Don’t Bank On Housing

27 April 2022
Don’t Bank On Housing - Featured image

New homes in Australia cost more than they should, and banks have concentrated too much on home loans at the expense of business lending, argues former ANZ director John Dahlsen.

The overheated housing market is a deep-seated problem that has existed for some time and unlikely to be solved without fundamental changes. This is a problem for politicians. Any solution will be enhanced by a well-articulated definition of the problem. The better the problem is defined, the easier to find a solution. What is the definition of the problem and what are the component parts?

The Australian Housing and Business Credit chart (below) makes clear that the four trading banks’ mix of lending between the mortgage market and the business sector has been widening for some time, with the volume of lending into the former being at the expense of the latter. The analysis, prepared by Dr Wilson Sy, formerly Principal Researcher at APRA, shows an extraordinary transformation across the 45 years from 1976 to 2021, Only in the year 2001 were mortgage and business lending in equilibrium. Many—such as National Australia Bank Limited (NAB) former CEO Don Argus—argue the business market has suffered as a consequence of banks becoming de facto building societies.

A chart of Australian Housing and Business Credit

Banks have used technology such as digitisation to strip costs out of home lending. In the business market, the banks have removed a huge number of relationship managers and are now much more reliant on technology, rules, and box ticking. It is trite to say business banking is way more complex than home lending and needs the intervention of relationship managers to understand the business model, the people, and the sector risks. The banks have nevertheless standardised business lending practices with a narrow product range. But products should fit the customer, and not the other way round. Why has this happened?

ANZ Headquarters, Docklands.

ANZ Headquarters, Docklands.
Photo: Donaldytong


One reason for the growth in home lending is APRA’s capital allocation rules. APRA deems home loans to be far less risky than business bank products, so the capital required to fund these loans is substantially less.

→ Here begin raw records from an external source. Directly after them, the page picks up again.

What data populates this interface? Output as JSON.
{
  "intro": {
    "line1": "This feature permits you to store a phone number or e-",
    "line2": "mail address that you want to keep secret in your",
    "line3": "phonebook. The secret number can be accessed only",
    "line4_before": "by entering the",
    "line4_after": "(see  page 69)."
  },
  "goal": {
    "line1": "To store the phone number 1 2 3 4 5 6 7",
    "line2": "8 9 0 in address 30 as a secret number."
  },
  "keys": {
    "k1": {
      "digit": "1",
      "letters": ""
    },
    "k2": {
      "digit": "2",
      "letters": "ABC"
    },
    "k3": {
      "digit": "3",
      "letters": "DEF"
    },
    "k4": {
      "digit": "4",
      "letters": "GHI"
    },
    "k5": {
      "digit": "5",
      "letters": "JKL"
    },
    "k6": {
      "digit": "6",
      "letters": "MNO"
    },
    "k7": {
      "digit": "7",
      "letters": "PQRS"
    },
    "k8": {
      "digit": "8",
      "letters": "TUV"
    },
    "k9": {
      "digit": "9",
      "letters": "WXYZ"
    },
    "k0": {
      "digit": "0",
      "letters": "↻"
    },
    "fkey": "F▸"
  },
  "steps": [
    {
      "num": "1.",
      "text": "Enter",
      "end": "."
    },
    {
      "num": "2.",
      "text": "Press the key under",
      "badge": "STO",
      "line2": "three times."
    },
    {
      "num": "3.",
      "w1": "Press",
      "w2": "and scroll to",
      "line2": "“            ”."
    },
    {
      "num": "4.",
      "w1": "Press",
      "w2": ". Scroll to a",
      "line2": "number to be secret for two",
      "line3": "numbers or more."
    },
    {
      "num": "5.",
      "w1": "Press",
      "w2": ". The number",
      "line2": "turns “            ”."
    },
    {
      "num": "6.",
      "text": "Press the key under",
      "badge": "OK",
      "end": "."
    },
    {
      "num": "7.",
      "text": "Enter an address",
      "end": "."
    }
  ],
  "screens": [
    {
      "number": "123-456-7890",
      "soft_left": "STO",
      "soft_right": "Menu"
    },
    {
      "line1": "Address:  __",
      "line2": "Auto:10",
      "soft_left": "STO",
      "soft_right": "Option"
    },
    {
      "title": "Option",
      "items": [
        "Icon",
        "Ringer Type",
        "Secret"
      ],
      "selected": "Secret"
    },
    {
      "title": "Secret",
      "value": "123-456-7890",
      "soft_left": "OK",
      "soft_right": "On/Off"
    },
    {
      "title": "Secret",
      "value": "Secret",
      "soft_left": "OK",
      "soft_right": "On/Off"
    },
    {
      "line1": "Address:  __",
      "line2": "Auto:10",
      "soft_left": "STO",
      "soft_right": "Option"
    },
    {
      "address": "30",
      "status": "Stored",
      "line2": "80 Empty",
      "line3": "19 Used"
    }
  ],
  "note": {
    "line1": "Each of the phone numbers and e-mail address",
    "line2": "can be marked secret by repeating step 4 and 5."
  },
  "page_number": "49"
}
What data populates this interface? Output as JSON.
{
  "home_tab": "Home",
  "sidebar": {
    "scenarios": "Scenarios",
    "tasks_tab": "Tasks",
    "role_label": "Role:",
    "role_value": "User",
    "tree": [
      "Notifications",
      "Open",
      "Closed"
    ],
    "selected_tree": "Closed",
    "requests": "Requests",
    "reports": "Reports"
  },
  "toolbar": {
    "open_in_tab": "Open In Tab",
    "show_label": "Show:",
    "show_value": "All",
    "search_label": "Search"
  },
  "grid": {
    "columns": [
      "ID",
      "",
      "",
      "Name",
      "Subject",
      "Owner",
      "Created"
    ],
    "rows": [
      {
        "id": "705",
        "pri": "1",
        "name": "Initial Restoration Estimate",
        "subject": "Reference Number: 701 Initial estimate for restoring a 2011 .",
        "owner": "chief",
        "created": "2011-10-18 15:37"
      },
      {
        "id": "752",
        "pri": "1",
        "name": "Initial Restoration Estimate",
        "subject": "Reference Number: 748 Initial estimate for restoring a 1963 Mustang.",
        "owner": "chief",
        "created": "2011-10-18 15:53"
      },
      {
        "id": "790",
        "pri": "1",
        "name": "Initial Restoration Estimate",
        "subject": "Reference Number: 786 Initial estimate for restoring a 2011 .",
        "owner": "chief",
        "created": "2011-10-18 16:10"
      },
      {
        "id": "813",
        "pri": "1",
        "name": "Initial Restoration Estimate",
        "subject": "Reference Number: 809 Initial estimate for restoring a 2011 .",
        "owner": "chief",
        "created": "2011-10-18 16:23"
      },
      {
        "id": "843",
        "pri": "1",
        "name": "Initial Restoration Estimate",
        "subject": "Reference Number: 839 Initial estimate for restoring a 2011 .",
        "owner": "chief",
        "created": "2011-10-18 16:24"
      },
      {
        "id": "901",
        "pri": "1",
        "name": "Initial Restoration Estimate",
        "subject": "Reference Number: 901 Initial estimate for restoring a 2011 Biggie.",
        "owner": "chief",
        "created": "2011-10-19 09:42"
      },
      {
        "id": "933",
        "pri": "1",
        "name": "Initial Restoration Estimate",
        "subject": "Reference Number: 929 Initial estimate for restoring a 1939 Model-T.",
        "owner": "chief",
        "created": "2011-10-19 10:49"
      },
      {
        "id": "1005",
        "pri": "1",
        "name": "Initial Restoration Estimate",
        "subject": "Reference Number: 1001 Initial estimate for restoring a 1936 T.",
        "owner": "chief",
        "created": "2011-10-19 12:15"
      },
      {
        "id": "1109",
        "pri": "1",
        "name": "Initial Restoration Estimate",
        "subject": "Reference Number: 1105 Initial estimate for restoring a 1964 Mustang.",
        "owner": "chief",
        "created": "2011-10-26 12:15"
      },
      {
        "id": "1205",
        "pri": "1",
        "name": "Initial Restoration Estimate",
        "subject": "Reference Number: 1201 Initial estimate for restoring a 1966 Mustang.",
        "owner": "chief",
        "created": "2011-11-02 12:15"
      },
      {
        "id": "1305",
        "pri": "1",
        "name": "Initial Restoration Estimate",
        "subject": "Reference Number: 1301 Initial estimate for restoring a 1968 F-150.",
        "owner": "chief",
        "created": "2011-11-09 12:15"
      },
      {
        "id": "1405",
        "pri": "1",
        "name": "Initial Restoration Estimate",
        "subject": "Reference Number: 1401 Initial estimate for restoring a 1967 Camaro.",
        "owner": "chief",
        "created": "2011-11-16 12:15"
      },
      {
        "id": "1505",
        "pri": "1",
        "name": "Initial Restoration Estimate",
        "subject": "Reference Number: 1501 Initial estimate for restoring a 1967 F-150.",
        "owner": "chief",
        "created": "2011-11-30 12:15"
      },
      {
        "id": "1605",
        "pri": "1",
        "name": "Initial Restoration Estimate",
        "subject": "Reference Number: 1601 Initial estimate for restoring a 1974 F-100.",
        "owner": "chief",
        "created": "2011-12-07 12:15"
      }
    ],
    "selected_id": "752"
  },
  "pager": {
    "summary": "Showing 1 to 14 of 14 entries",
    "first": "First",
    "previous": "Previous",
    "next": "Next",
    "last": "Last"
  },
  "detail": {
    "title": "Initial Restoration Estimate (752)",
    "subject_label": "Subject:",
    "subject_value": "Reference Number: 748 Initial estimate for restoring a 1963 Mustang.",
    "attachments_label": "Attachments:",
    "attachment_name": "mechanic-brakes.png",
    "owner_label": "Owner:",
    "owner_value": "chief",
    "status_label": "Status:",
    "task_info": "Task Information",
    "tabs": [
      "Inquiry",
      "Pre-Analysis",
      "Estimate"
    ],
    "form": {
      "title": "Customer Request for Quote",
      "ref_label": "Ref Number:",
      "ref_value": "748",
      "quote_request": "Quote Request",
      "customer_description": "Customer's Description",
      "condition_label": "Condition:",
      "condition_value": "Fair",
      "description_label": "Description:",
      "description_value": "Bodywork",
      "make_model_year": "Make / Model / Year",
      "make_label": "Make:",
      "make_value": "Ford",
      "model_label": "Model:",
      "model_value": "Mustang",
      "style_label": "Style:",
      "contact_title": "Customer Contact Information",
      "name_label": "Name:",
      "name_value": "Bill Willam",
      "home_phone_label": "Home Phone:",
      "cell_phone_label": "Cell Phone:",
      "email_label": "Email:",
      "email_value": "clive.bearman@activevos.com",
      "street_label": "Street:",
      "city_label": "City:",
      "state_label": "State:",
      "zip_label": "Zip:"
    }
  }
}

The banks are able to leverage the lower capital required to significantly improve return on equity.

The volume of money available for home lending has pushed the growth in the value of homes and other properties, thereby inflating the values of this asset class. It is not just low interest but also the volume of money available, but when combined it is inevitable that home asset prices will inflate and without change will continue to do so.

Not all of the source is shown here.